Ana içeriğe atla

"BİR SAVAŞÇIDIR KALBİM" - FAZLI BAYRAM



Kitabı 2013 yılında Bekir Büyükkurt hediye etti. Daha önce değerli hocam İsmail Göktürk’teki kitaptan kopya ettirmiştim. Öğrenciydim, üniversite yıllarımdı. Lise son sınıftayken bir vesile tanıştığım İsmail Ağabeyin hocalık ettiği işletme bölümünü kazanmıştım. Ağabeyim İsmail Göktürk, artık hukuk hocam olmuştu. İkinci öğretim okuduğum için ders sonraları bazı zamanlarda hocamı ziyaret ederdim hane-i saadetlerinde. Ağabeyim, hocam, büyüğüm, veli nîmetim İsmail Göktürk, birçok çay ikramıyla birlikte gönlümüzü ateşleyen türküleri ardı ardına dinleterek Maltepe sigarası eşliğinde geceye doğru dolu dizgin sürerdi beni.
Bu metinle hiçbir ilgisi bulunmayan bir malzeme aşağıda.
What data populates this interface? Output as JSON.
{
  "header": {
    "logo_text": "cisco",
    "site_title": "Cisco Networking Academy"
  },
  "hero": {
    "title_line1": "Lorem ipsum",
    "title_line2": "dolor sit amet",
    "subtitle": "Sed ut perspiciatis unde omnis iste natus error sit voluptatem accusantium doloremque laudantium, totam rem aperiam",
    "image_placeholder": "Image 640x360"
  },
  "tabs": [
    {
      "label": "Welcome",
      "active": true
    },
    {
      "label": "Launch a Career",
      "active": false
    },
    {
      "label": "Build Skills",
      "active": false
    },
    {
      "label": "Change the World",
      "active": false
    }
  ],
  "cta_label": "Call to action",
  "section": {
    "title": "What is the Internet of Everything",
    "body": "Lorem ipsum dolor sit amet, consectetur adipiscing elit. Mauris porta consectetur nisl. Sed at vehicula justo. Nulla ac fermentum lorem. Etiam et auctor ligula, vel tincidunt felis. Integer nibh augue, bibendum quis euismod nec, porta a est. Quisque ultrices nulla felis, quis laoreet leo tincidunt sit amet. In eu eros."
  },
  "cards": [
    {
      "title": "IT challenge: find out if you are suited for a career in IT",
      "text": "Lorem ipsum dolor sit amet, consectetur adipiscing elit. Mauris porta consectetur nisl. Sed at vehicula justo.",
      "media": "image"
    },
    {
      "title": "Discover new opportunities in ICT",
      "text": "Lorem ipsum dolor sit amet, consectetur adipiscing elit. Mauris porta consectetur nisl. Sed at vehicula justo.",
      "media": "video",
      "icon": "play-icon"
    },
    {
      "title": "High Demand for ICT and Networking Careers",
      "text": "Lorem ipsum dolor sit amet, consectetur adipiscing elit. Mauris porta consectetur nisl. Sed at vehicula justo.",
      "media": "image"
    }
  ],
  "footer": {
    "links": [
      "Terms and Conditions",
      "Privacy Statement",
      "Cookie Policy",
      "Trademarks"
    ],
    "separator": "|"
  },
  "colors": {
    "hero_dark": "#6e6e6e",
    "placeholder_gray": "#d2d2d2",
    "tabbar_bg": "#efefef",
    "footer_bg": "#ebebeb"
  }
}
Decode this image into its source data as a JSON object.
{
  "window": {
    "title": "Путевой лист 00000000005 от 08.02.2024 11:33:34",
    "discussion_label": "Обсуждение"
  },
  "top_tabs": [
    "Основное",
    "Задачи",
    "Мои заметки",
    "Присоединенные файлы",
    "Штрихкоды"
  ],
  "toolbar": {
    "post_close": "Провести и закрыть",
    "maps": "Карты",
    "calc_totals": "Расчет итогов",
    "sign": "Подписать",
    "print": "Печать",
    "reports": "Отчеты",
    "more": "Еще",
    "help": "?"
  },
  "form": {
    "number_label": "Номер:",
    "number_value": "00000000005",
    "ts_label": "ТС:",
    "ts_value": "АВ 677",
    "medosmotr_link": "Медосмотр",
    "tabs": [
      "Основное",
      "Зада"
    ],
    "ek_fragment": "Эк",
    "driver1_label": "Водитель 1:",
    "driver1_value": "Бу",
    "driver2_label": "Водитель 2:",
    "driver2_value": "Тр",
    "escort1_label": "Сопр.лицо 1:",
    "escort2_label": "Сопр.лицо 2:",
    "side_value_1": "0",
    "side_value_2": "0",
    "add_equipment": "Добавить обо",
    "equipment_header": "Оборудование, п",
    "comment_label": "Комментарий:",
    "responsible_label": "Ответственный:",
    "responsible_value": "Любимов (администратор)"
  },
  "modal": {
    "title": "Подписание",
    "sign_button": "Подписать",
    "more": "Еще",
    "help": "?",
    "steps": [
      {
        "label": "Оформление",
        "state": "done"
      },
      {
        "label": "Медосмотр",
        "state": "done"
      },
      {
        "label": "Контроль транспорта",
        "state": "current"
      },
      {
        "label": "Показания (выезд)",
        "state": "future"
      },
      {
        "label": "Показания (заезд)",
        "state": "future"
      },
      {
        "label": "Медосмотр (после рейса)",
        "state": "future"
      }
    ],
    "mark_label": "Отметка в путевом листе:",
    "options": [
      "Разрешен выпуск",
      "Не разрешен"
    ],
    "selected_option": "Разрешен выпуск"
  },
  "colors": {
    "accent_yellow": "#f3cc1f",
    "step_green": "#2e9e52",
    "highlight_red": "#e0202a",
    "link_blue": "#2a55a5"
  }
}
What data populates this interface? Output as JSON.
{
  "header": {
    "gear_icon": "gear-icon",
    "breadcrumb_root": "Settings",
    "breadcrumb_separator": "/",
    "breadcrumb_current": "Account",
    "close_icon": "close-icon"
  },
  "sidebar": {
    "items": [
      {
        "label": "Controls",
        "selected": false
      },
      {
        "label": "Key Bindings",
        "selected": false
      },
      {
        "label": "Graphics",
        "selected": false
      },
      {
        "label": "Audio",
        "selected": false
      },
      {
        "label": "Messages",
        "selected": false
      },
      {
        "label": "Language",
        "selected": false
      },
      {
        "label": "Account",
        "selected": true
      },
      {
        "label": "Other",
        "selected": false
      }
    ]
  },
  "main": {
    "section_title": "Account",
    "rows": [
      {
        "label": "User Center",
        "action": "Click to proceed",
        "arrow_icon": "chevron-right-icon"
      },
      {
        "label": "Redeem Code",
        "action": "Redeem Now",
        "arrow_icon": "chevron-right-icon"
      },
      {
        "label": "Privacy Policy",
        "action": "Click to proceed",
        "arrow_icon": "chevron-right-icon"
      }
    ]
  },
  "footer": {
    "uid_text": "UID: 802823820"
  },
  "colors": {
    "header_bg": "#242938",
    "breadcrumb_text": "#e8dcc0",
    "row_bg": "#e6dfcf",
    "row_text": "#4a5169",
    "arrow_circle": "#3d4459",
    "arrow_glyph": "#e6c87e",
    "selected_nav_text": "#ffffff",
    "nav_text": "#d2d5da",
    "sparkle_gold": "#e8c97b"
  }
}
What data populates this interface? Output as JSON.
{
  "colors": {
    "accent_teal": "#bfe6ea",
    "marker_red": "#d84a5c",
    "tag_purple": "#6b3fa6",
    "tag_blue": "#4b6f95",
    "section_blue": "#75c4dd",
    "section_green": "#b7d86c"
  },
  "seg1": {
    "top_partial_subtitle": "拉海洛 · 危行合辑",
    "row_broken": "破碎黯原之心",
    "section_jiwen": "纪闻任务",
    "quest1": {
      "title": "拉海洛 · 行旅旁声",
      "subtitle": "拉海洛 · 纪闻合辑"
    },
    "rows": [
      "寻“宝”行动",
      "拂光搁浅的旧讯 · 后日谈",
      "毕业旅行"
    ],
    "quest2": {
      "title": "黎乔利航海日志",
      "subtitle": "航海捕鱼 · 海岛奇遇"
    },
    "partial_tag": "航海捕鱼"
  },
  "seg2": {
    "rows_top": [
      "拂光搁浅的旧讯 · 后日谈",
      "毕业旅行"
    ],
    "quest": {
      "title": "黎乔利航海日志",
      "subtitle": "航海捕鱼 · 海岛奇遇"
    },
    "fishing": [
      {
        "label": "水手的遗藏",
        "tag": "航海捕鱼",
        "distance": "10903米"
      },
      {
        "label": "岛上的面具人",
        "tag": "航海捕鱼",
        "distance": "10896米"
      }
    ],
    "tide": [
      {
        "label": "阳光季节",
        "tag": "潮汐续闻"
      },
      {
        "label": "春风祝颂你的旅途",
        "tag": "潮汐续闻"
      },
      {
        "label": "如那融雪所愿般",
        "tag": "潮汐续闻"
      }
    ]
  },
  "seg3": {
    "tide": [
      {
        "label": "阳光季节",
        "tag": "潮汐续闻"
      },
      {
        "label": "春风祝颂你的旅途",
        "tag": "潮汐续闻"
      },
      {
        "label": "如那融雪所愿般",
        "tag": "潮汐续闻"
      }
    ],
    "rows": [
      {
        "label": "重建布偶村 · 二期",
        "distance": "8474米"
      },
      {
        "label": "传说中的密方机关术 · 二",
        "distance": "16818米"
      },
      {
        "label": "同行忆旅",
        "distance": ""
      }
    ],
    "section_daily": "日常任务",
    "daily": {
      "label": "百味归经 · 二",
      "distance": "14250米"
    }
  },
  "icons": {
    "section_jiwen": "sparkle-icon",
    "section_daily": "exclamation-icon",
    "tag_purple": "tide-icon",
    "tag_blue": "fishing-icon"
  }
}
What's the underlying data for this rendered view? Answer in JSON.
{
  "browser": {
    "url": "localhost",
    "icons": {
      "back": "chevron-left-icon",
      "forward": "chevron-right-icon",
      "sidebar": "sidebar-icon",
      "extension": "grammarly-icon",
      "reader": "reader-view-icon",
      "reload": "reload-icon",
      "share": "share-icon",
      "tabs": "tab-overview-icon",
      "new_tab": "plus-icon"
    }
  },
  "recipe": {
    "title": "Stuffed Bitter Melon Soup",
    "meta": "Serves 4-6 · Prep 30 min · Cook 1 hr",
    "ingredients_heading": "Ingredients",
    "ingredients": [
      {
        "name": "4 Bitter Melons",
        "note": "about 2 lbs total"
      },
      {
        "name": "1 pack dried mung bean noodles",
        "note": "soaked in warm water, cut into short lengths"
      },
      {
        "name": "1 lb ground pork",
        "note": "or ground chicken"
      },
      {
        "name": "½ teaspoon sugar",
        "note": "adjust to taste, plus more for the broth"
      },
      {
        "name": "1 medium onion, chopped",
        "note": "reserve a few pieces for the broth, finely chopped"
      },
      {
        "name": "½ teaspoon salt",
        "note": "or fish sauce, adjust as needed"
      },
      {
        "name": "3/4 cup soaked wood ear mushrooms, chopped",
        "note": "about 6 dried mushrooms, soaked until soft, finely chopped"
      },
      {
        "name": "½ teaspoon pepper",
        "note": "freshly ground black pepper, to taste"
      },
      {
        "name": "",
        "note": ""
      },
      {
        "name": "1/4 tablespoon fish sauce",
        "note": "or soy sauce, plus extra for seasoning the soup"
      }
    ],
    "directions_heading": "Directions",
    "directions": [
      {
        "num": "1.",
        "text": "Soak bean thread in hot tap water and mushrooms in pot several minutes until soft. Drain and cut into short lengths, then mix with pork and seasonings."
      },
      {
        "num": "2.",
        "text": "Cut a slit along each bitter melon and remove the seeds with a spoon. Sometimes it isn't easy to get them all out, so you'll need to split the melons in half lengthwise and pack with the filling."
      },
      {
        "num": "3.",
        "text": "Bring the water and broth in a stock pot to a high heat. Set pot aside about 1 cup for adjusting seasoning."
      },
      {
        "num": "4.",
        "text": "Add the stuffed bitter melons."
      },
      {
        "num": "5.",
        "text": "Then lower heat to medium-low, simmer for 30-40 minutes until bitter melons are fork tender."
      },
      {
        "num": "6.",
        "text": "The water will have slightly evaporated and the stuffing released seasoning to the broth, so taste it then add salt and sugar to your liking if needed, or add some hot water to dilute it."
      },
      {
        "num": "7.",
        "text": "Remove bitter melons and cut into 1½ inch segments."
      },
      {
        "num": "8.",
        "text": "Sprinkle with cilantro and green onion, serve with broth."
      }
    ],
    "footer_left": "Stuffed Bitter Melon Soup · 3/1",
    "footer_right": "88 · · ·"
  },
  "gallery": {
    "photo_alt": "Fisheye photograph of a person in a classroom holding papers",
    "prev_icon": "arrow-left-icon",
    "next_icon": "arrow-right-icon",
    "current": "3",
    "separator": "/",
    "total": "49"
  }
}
Sonra başucu kitaplarından seçtiği birkaç şiiri okuyup Osman Sarı’nın Bir Savaşçıdır Kalbim’ini açardı. Bu eserin kapağının açılabilmesi için gönlümüz de yüreğimiz de cânımız da mayası vurulacak kıvamda dipdiri olmalıydı. Hocam bizi itina ile hazırlayıp yüreğimizin zırhını giydirip silahını kuşandırır ve kâinatın ahengine ayarladığı şairane sesiyle okumaya başlardı.

Bir Leyla Gazeli
Elbet çıkamaz bir gezegen yörüngesinden
Çünkü en emin yoldur çizdiğin çizgi senin

Bir Gelişe Övgü
                Seni nasıl çağırsak bize ses ver ey
                Biz bunca toplandık bunca yürek seni bekler gel

Kurşun Gazeli
                Savaşa girdin kalbim bin yara aldı beni
                Ne denli acı varsa aradı buldu beni

Hocam sesini bir daha ayarlar, derin bir soluk alırdı. Burası Efendimiz (s.a.v)’in gidişine bir gazelin denendiği, mahşerî bir gurbetin, içimizden dikenli teller gibi çekildiği yerdi.

Senin Gidişine Bir Gazel Denemesi
            Sen gittin gözler ve bakışlar gitti
            Ak ellere kına yakışlar gitti
                ***
            Yağmur damlaları nereye düşsün
Bu saçlara çiçek takışlar gitti
***
Sen gittin bu evren bir titreyiştir
İnişler çıkışlar yokuşlar gitti
                ***
Bize örtüyü ve kitabı getir
Yoksa bahar gitti ve kuşlar gitti

Şiir üstüne şiir, çay üstüne çay, türkü üstüne türkü, Maltepe üstüne Maltepe. Uzun müddettir tütün içiyorum; bu gün o günlerin anısına bir paket Maltepe sigarası aldım. Hocam sobanın altında kurutur, yakmadan önce de iyice gevşetirdi. Şimdilerde sobalı evlerde değiliz, bu yüzden kurutamadım ama iyice gevşettim tabi.

Evet. Hocam kalbimizin ayarlarını bir usta gibi en ince şekilde ayarladıktan sonra son olarak Taş Gazeli şiiriyle ölüm ayarını (motorcu deyimi) yapardı.

Taş Gazeli
  Taş taş değil bağrındır taş senin
              Nereni nasıl yaksın söyle bu ateş senin

                Bir katılıktır dinamit söker mi yürekleri
                Başın bir kez bu kalbe çarpmasın ey taş senin

               Kazmayı kayalara değil kalplere vur ey
    Ferhat niçindir kırdığın bunca taş senin

Derken biter şiir. Kürek mahkumlarının yıllar sonra özgürlüğüne kavuşup karaya adım atınca gök yüzüne bakıp aldığı derin nefesi üflemesi gibi hocamın devletli hanesinden geceye doğru sular gibi akma vakti. Siz deyin saat dört, ben diyeyim beş. Ne önemi var, birazdan salavat okunarak Uncular Camii’nin bahçesindeki kırmızı güller sabah ezanı sedası eşliğinde koklanacak. Müsaade alınıp hocamdan, baharda fışkıran ağaçların yaprakları gibi âbâd olma vakti.